U.N. Says U.S. Delays Led to Aid Cuts in Somalia

NAIROBI, Kenya — United Nations officials said Friday that the supply of critical food aid to Somalia had been interrupted and that rations to starving people needed to be cut, partly because the American government had delayed food contributions out of fears that they would be diverted to terrorists.

Last month, American officials said they had suspended millions of dollars of food aid because of concerns that Somali contractors working for the United Nations were funneling food and money to the Shabab, an Islamist insurgent group with growing ties to Al Qaeda.

American officials played down the impact of the delays and said the food shipments would resume soon, once the United States government was assured that the United Nations was doing more to police the aid deliveries.

But on Friday, the World Food Program said, “The food supply line to Somalia is effectively broken.”

United Nations officials said that around 40 million pounds of American-donated food was being held up in warehouses in Mombasa, in neighboring Kenya, because American officials were not allowing aid workers to distribute it until a new set of tighter regulations was ironed out.

United Nations officials said the American government was insisting on guarantees that were unrealistic in Somalia, like demanding that aid transporters not pay fees at roadblocks, which are ubiquitous and virtually unavoidable in a nation widely considered a case study in chaos.

American aid officials declined to comment on Friday.

In the drought-stricken regions of central Somalia, where entire communities are on the brink of famine, elders said that many children who had been surviving off the American donations were now dying from hunger.

“We are totally dependent on this food, and people are now suffering,” said Ahmed Mahamoud Hassan, the chairman of the drought committee in Galcaio, central Somalia. “We have nothing else to eat.”

Somalia is one of the neediest nations in the world — and one of the most complex environments to deliver aid. Ever since the central government imploded in 1991, the country has lurched from one crisis to the next, the latest being a vicious civil war between a weak government and an extremist Islamist insurgency during one of the worst droughts in years.

The United States has played a huge role in saving lives by supplying about 40 percent of the $850 million annual aid budget for Somalia. But that aid is often only loosely monitored at best once it enters the country because of the dangers of working in Somalia and the fact that so much of it is a no-go zone for foreigners.
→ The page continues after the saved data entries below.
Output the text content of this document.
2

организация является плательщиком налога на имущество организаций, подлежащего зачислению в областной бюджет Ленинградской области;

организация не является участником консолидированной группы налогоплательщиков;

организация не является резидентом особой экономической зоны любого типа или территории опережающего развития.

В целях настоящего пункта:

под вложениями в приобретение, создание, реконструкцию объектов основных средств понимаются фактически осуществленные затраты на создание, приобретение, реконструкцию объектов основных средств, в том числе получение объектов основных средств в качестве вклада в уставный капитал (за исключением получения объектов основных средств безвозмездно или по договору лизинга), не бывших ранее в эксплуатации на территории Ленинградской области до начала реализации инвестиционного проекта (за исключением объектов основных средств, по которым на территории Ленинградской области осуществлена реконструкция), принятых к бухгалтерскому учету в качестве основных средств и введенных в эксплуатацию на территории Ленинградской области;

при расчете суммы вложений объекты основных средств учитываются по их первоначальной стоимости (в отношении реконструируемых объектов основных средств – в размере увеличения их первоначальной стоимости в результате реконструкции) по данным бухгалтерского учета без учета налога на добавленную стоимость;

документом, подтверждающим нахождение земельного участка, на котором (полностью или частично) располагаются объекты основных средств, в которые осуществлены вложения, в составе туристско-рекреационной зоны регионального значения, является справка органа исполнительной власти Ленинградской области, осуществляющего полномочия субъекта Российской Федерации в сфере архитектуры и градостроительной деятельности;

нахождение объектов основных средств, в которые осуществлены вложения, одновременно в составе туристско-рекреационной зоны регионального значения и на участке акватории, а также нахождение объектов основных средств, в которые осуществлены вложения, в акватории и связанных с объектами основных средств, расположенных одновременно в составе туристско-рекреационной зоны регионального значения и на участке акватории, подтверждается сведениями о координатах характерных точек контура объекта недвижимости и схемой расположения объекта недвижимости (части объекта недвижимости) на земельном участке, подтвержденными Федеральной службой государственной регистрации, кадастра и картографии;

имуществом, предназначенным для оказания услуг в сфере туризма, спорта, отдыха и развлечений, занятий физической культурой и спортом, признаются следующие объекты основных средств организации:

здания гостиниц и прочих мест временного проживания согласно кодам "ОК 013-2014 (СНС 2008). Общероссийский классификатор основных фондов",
For months now, United Nations officials have been negotiating with their American counterparts, trying to agree on language for new rules that would ensure, as much as possible, that American donated food goes to needy people and not to the Shabab.
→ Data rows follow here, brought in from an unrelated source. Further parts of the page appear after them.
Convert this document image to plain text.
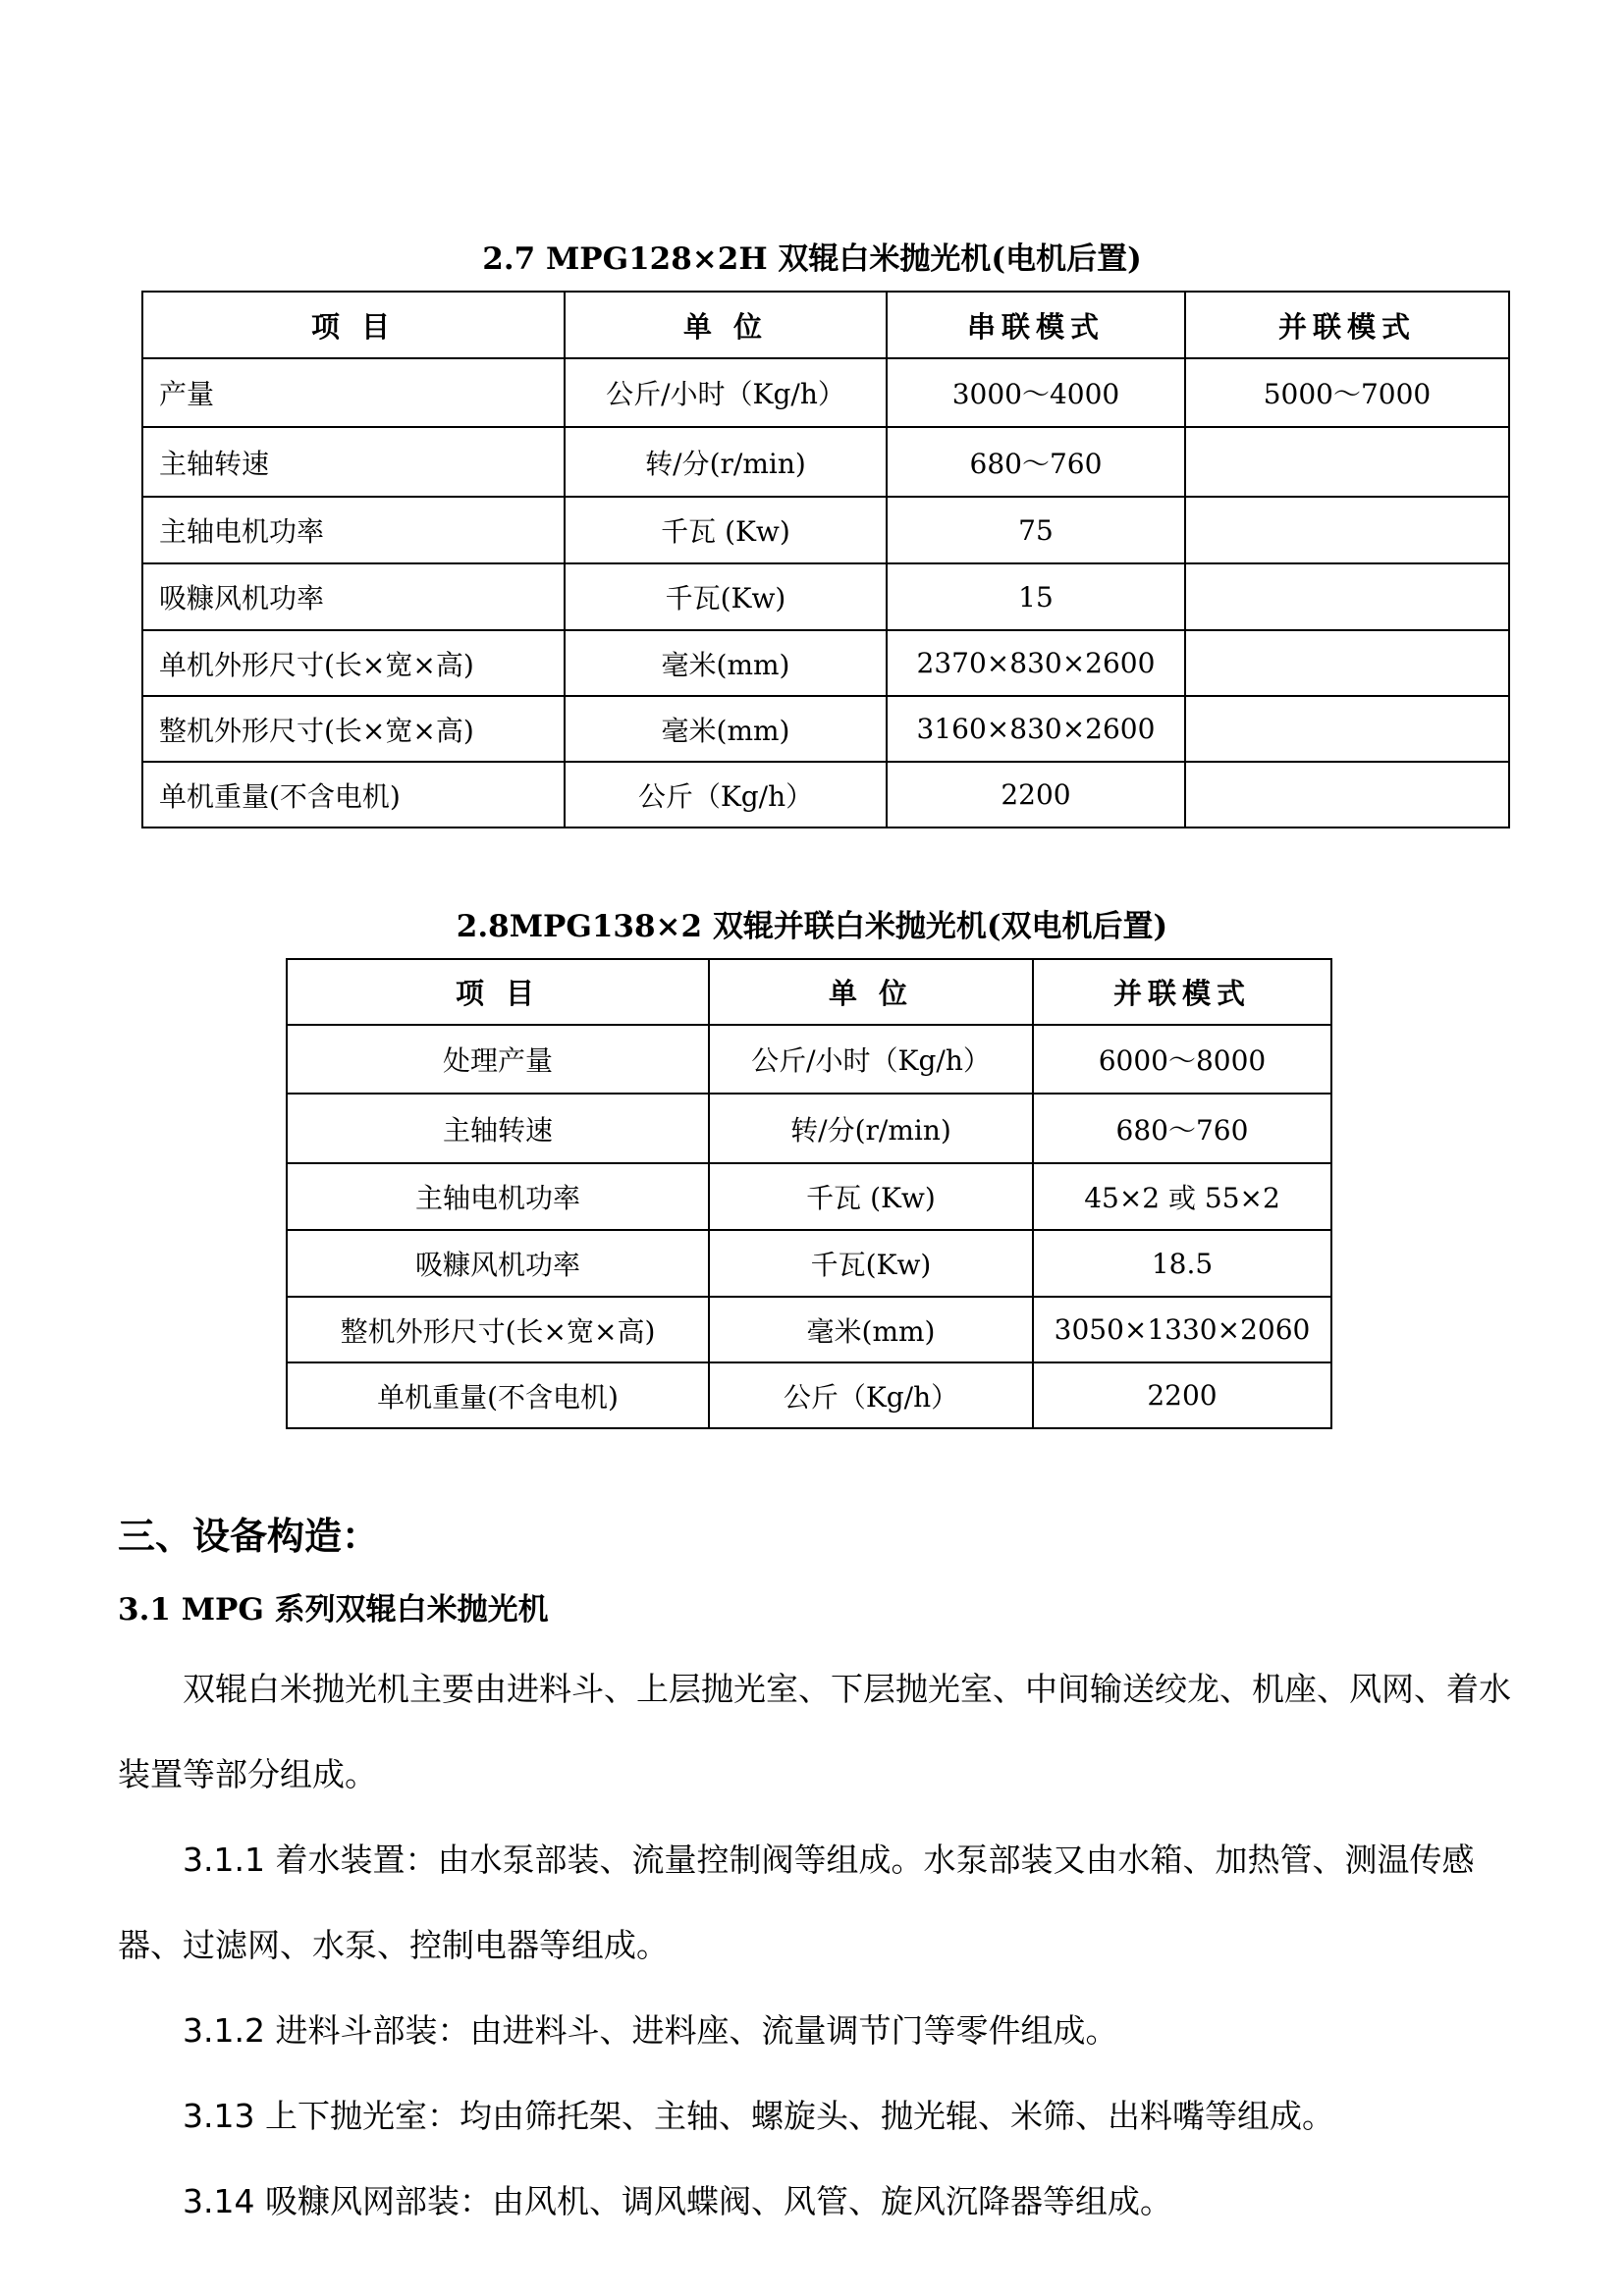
2.7 MPG128×2H 双辊白米抛光机(电机后置)
项 目	单 位	串联模式	并联模式
产量	公斤/小时（Kg/h）	3000～4000	5000～7000
主轴转速	转/分(r/min)	680～760	
主轴电机功率	千瓦 (Kw)	75	
吸糠风机功率	千瓦(Kw)	15	
单机外形尺寸(长×宽×高)	毫米(mm)	2370×830×2600	
整机外形尺寸(长×宽×高)	毫米(mm)	3160×830×2600	
单机重量(不含电机)	公斤（Kg/h）	2200	
2.8MPG138×2 双辊并联白米抛光机(双电机后置)
项 目	单 位	并联模式
处理产量	公斤/小时（Kg/h）	6000～8000
主轴转速	转/分(r/min)	680～760
主轴电机功率	千瓦 (Kw)	45×2 或 55×2
吸糠风机功率	千瓦(Kw)	18.5
整机外形尺寸(长×宽×高)	毫米(mm)	3050×1330×2060
单机重量(不含电机)	公斤（Kg/h）	2200
三、设备构造：
3.1 MPG 系列双辊白米抛光机
双辊白米抛光机主要由进料斗、上层抛光室、下层抛光室、中间输送绞龙、机座、风网、着水装置等部分组成。
3.1.1 着水装置：由水泵部装、流量控制阀等组成。水泵部装又由水箱、加热管、测温传感器、过滤网、水泵、控制电器等组成。
3.1.2 进料斗部装：由进料斗、进料座、流量调节门等零件组成。
3.13 上下抛光室：均由筛托架、主轴、螺旋头、抛光辊、米筛、出料嘴等组成。
3.14 吸糠风网部装：由风机、调风蝶阀、风管、旋风沉降器等组成。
Last month, American officials said they were legally bound to do this, because the American government has listed the Shabab as a terrorist organization, a designation that means that aiding or abetting the Shabab is a serious crime.
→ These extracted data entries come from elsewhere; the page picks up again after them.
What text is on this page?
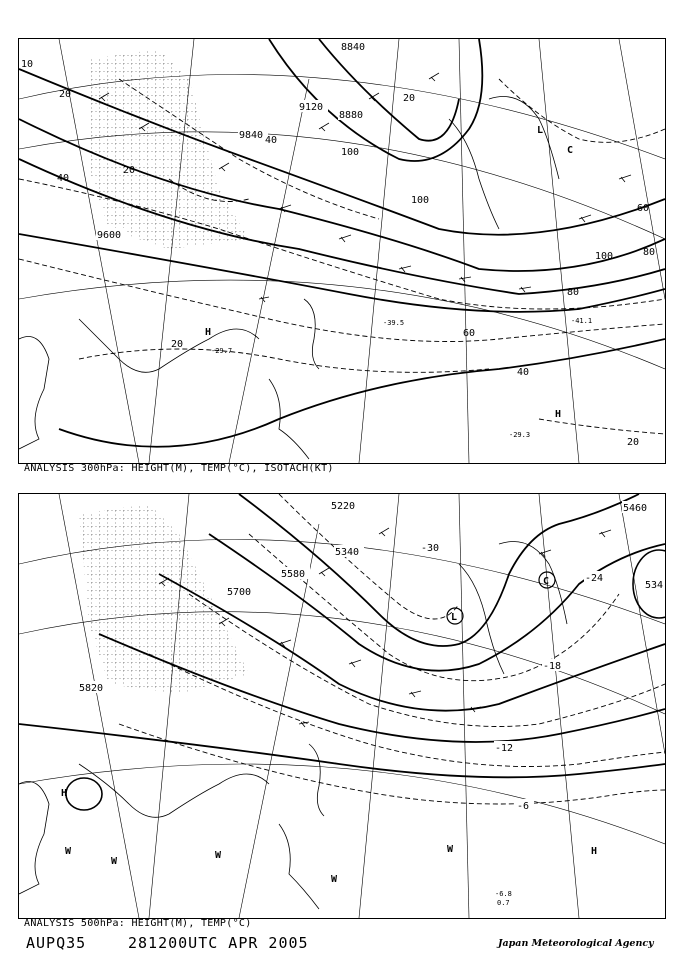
8840
9120
8880
9840
9600
10
20
20
20
20
20
40
40
40
60
60
80
80
100
100
100
-39.5	-41.1
-29.3
-29.7
L
C
H
H
ANALYSIS 300hPa: HEIGHT(M), TEMP(°C), ISOTACH(KT)
5220	5460
5340
5580
5700
5820
534
-30
-24
-18
-12
-6
-6.8
0.7
L
C
H
W
W
W
W
W	H
ANALYSIS 500hPa: HEIGHT(M), TEMP(°C)
AUPQ35	281200UTC APR 2005	Japan Meteorological Agency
There is increasing evidence, according to United Nations documents, that some of the United Nations contractors in Somalia have been stealing food and channeling the proceeds to the Shabab and other militant groups. United Nations officials are investigating some of their biggest contractors.

United Nations officials say that other donor nations have been skittish about contributing aid during these investigations, which is another reason for the aid shortages in Somalia. The global recession has also taken a toll on aid operations around the world.

That said, “the United States is traditionally W.F.P.’s largest single donor,” said Peter Smerdon, a spokesman for the World Food Program, “and other donors cannot make up the difference.”

He warned that the food supplies for Somalia were steadily dwindling each month and that by December, “we will completely run out.”

Partly because of the standoff over the new rules and the ensuing interruption in the food pipeline, the World Food Program recently halved the emergency rations to the more than one million displaced Somalis.

United Nations officials said they had been urging the American government to release at least some of the food from the warehouses in Kenya while they worked out the new rules.

The officials said that even if they wanted to bypass the American government and ship in food from other countries, which would cost millions of dollars, it would be impossible to get it to Somalia in time and that the American sacks of grain sitting in Mombasa were the only solution to averting a widespread famine.

“The urgency of the situation has been communicated,” said one United Nations official in Nairobi, who spoke on condition of anonymity because negotiations were continuing. “Basically, USAID,” the United States Agency for International Development, “has to come through, one way or the other.”